Global pharma powerhouse Novo Nordisk has unveiled Phase 3 data from its REIMAGINE 1–3 clinical program, reporting significant reductions in both HbA1c and bodyweight in adults with type 2 diabetes.
Each of the three trials met its primary endpoint, demonstrating meaningful improvements in blood glucose control, while also achieving confirmatory secondary endpoints in weight reduction.
The findings were presented at a late-breaking session during the 2026 Scientific Sessions of the American Diabetes Association (ADA) in New Orleans (June 5–8), and were published in leading medical journals, including The Lancet.
The program builds on earlier results from Novo Nordisk’s REDEFINE studies, which evaluated CagriSema in adults with overweight or obesity, with and without type 2 diabetes.
“The REIMAGINE 1-3 studies showed promising results by combining a novel amylin analog with the proven significant effects of semaglutide for HbA1c reduction and weight loss in adults living with type 2 diabetes,” said Martin Holst Lange, executive vice president, chief scientific officer and head of Research & Development at Novo Nordisk.
“It was particularly encouraging to see these results consistently demonstrated across the REIMAGINE trials in adults with type 2 diabetes at various stages of their disease, from first-line therapy to add-on to basal insulin.
"With these robust findings, CagriSema has the potential to be the first-in-class amylin and GLP-1 combination therapy that addresses blood glucose control with reductions in bodyweight for people living with type 2 diabetes.”
The therapy combines cagrilintide, a long-acting amylin receptor agonist, with semaglutide. Amylin, a pancreatic hormone co-secreted with insulin after meals, is believed to complement GLP-1 pathways by influencing appetite, glycemic control, and bodyweight regulation.
“The therapeutic potential of amylin in type 2 diabetes has been recognized by the medical community for many years,” said John B. Buse, Distinguished Professor of Medicine and Director of the UNC Diabetes Care Center.

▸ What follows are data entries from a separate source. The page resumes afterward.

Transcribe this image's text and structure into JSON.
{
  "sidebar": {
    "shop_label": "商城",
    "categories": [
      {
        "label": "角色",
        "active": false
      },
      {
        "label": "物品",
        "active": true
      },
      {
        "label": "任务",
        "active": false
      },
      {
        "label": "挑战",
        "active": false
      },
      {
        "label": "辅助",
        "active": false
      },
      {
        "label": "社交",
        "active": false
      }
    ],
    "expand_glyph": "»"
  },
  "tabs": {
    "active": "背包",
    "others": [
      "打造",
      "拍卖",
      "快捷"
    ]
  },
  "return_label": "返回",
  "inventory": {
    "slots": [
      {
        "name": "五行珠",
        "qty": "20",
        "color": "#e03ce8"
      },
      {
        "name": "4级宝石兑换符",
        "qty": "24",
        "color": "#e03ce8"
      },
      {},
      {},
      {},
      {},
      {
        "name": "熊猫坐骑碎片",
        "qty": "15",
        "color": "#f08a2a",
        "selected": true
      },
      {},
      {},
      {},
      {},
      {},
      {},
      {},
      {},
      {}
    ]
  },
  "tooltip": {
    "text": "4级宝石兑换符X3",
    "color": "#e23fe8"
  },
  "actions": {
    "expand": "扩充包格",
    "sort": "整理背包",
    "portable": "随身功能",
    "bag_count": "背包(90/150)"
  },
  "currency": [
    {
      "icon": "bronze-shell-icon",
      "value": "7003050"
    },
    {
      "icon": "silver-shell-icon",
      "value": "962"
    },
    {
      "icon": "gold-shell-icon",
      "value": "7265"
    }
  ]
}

“Now, in the REIMAGINE trials, we're taking that knowledge forward by exploring the combination of cagrilintide, a novel long-acting amylin receptor agonist, paired with semaglutide.
"This synergistic approach was designed to address multiple pathways of glucose regulation and may potentially offer meaningful benefits for patients who may need a different approach to managing their type 2 diabetes.”

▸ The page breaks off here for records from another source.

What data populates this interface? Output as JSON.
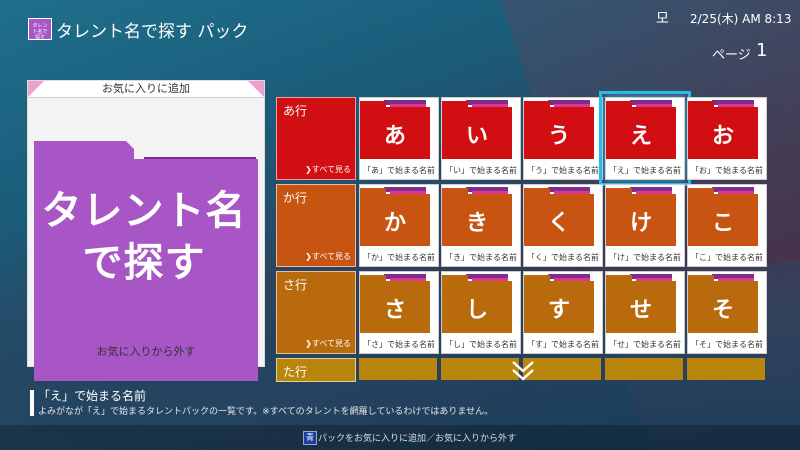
{
  "header": {
    "app_icon_text": "タレント名で探す",
    "title": "タレント名で探す パック",
    "user_icon": "모",
    "clock": "2/25(木) AM 8:13",
    "page_label": "ページ",
    "page_number": "1"
  },
  "favorite_card": {
    "top_label": "お気に入りに追加",
    "big_text_line1": "タレント名",
    "big_text_line2": "で探す",
    "bottom_label": "お気に入りから外す"
  },
  "rows": [
    {
      "title": "あ行",
      "see_all": "❯すべて見る",
      "color": "#d10f13",
      "tiles": [
        {
          "kana": "あ",
          "caption": "「あ」で始まる名前"
        },
        {
          "kana": "い",
          "caption": "「い」で始まる名前"
        },
        {
          "kana": "う",
          "caption": "「う」で始まる名前"
        },
        {
          "kana": "え",
          "caption": "「え」で始まる名前"
        },
        {
          "kana": "お",
          "caption": "「お」で始まる名前"
        }
      ]
    },
    {
      "title": "か行",
      "see_all": "❯すべて見る",
      "color": "#c85412",
      "tiles": [
        {
          "kana": "か",
          "caption": "「か」で始まる名前"
        },
        {
          "kana": "き",
          "caption": "「き」で始まる名前"
        },
        {
          "kana": "く",
          "caption": "「く」で始まる名前"
        },
        {
          "kana": "け",
          "caption": "「け」で始まる名前"
        },
        {
          "kana": "こ",
          "caption": "「こ」で始まる名前"
        }
      ]
    },
    {
      "title": "さ行",
      "see_all": "❯すべて見る",
      "color": "#b86a0c",
      "tiles": [
        {
          "kana": "さ",
          "caption": "「さ」で始まる名前"
        },
        {
          "kana": "し",
          "caption": "「し」で始まる名前"
        },
        {
          "kana": "す",
          "caption": "「す」で始まる名前"
        },
        {
          "kana": "せ",
          "caption": "「せ」で始まる名前"
        },
        {
          "kana": "そ",
          "caption": "「そ」で始まる名前"
        }
      ]
    },
    {
      "title": "た行",
      "color": "#b8860c"
    }
  ],
  "selected_tile": "え",
  "scroll_hint": "chevron-down-icon",
  "info": {
    "title": "「え」で始まる名前",
    "description": "よみがなが「え」で始まるタレントパックの一覧です。※すべてのタレントを網羅しているわけではありません。"
  },
  "footer": {
    "button_label": "青",
    "text": "パックをお気に入りに追加／お気に入りから外す"
  },
  "colors": {
    "accent_selection": "#2bb9e6",
    "folder_purple": "#a855c6",
    "tab_pink": "#e2358f",
    "tab_purple": "#7b2e8f"
  }
}
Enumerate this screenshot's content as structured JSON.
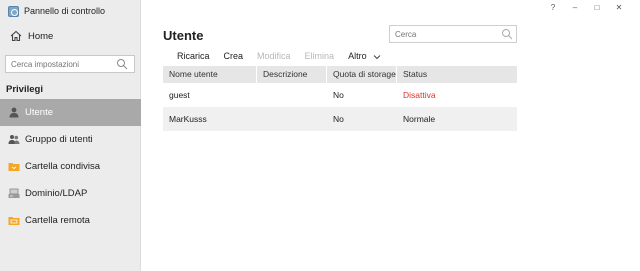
{
  "window": {
    "help_label": "?",
    "minimize_label": "–",
    "maximize_label": "□",
    "close_label": "✕"
  },
  "app": {
    "title": "Pannello di controllo",
    "home_label": "Home"
  },
  "sidebar": {
    "search_placeholder": "Cerca impostazioni",
    "section_title": "Privilegi",
    "items": [
      {
        "label": "Utente",
        "icon": "user-icon",
        "active": true
      },
      {
        "label": "Gruppo di utenti",
        "icon": "user-group-icon",
        "active": false
      },
      {
        "label": "Cartella condivisa",
        "icon": "shared-folder-icon",
        "active": false
      },
      {
        "label": "Dominio/LDAP",
        "icon": "domain-server-icon",
        "active": false
      },
      {
        "label": "Cartella remota",
        "icon": "remote-folder-icon",
        "active": false
      }
    ]
  },
  "main": {
    "title": "Utente",
    "search_placeholder": "Cerca",
    "toolbar": {
      "reload": "Ricarica",
      "create": "Crea",
      "edit": "Modifica",
      "delete": "Elimina",
      "more": "Altro"
    },
    "table": {
      "columns": [
        "Nome utente",
        "Descrizione",
        "Quota di storage",
        "Status"
      ],
      "rows": [
        {
          "name": "guest",
          "description": "",
          "quota": "No",
          "status": "Disattiva",
          "status_color": "#e0312b"
        },
        {
          "name": "MarKusss",
          "description": "",
          "quota": "No",
          "status": "Normale",
          "status_color": "#222222"
        }
      ]
    }
  },
  "colors": {
    "sidebar_bg": "#ececec",
    "active_item_bg": "#a9a9a9",
    "header_bg": "#e6e6e6",
    "alt_row_bg": "#f0f0f0",
    "inactive_status": "#e0312b",
    "folder_orange": "#f5a623"
  }
}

REIMAGINE 1, for instance, a 40-week Phase 3 trial, evaluated once-weekly CagriSema versus placebo in 189 adults with inadequately controlled type 2 diabetes managed by diet and exercise. The study’s primary endpoint was change in HbA1c from baseline to week 40, with bodyweight reduction assessed as a key confirmatory secondary endpoint.
Robust findings were reported in REIMAGINE 2 & 3 studies as well.
The 68-week REIMAGINE 2 trial evaluated once-weekly doses of CagriSema against multiple active comparators, including semaglutide 2.4 mg, semaglutide 1 mg, cagrilintide 2.4 mg, and dose-matched placebo, in 2,713 patients whose diabetes was inadequately controlled on metformin, with or without an SGLT2 inhibitor.
The trial met its primary endpoint, showing a significant change in HbA1c from baseline to week 68 for CagriSema 2.4 mg/2.4 mg compared with semaglutide 2.4 mg.
In the 40-week REIMAGINE 3 trial in adults with type 2 diabetes receiving basal insulin, with or without metformin, once-weekly CagriSema doses compared with dose-matched placebo in 274 patients.
REIMAGINE 3 met its primary endpoint, demonstrating a significant change in HbA1c from baseline to week 40 with CagriSema. The trial also met its confirmatory secondary endpoints, showing reductions in bodyweight alongside improved glycemic control over the study period.